Precession (mechanical)

For other uses, see Precession (disambiguation).
Mechanical precession is the process of a round part (in blue) in a round hole (in red) rolling in the direction opposite to the rotational direction of the applied radial force. (The applied radial force is depicted by the green arrow. The arrow's counterclockwise rotation depicts the direction of precession, while the direction of rotation is shown by the clockwise rotation of the blue square. The center of the blue square is traversing counterclockwise along a small circle, the orbit, of diameter equal to the difference of the diameters of the red circle and the blue circle, even though the blue square rotates clockwise). If the blue circle has a diameter and the red circle a diameter d + δ.  The instant the green arrow is pointing downwards, the blue circle is pressed against the red circle at the bottom (point A on the blue circle). The force rotating counterclockwise causes the blue circle to roll around the red circle clockwise. When it has rolled a distance πd, the circumference of the blue circle, point A again touches the red circle. Since the circumference of the red circle is π(d + δ), point A touches the red circle a distance πδ  clockwise from the bottom.

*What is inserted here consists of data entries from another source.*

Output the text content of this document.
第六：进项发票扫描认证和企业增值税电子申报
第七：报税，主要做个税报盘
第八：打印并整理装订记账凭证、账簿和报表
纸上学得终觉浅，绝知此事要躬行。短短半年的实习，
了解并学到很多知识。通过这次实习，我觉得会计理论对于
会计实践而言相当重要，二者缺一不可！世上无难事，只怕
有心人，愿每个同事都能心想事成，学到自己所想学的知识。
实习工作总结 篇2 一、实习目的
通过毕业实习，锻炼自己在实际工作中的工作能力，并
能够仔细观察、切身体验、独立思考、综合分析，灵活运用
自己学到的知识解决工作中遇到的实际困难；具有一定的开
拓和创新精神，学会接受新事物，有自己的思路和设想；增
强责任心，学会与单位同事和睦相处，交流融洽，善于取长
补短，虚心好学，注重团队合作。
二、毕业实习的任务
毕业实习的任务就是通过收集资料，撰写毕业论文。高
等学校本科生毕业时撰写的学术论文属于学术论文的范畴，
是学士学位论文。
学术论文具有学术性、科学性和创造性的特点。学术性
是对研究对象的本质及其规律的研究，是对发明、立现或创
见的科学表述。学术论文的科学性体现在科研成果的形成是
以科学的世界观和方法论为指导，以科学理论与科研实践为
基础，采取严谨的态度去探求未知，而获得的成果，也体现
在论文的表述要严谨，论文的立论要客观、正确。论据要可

Precession is the process of a round part in a round hole, rotating with respect to each other, wherein the inner part begins rolling around the circumference of the outer bore, in a direction opposite of rotation. This is caused by too much clearance between them and a radial force on the part that constantly changes direction. The direction of rotation of the inner part is opposite to the direction of rotation of the radial force.[1]

In a rotating machine, such as motor, engine, gear train, etc., precession can occur when too much clearance exists between a shaft and a bushing, or between the races and rolling elements in roller and ball bearings. Often a result of wear, inadequate lubrication (too little or too thin), or lack of precision engineering, such precession is usually accompanied by excess vibration and an audible rubbing or buzzing noise. This tends to accelerate the wear process, possibly leading to spalling, galling, or false brinelling (fretting wear) of the contact surfaces.

In stationary parts on a rotating object, such as a bolt threaded into a hole, because the sideways, or radial, load constantly shifts position during use, this lateral force translates into a rolling force that moves opposite to the direction of rotation. This can cause threaded parts to either tighten or loosen under a load, depending on the direction of rotation, typically with a force that can far exceed the typical torque of a wrench. For example, this is a common problem in bicycle pedals, thus on nearly all bikes built after the 1930s, the left-side pedal is equipped with left-hand (backwards) threads, to prevent it from unscrewing itself while riding.[1]

This precession is a process purely due to contact forces and does not depend on inertia and is not inversely proportional to spin rate. It is completely unrelated to torque-free and torque-induced precession.

  1. ^ a b Brandt, Jobst (2004). "Left Hand Threads". Retrieved 2014-08-21.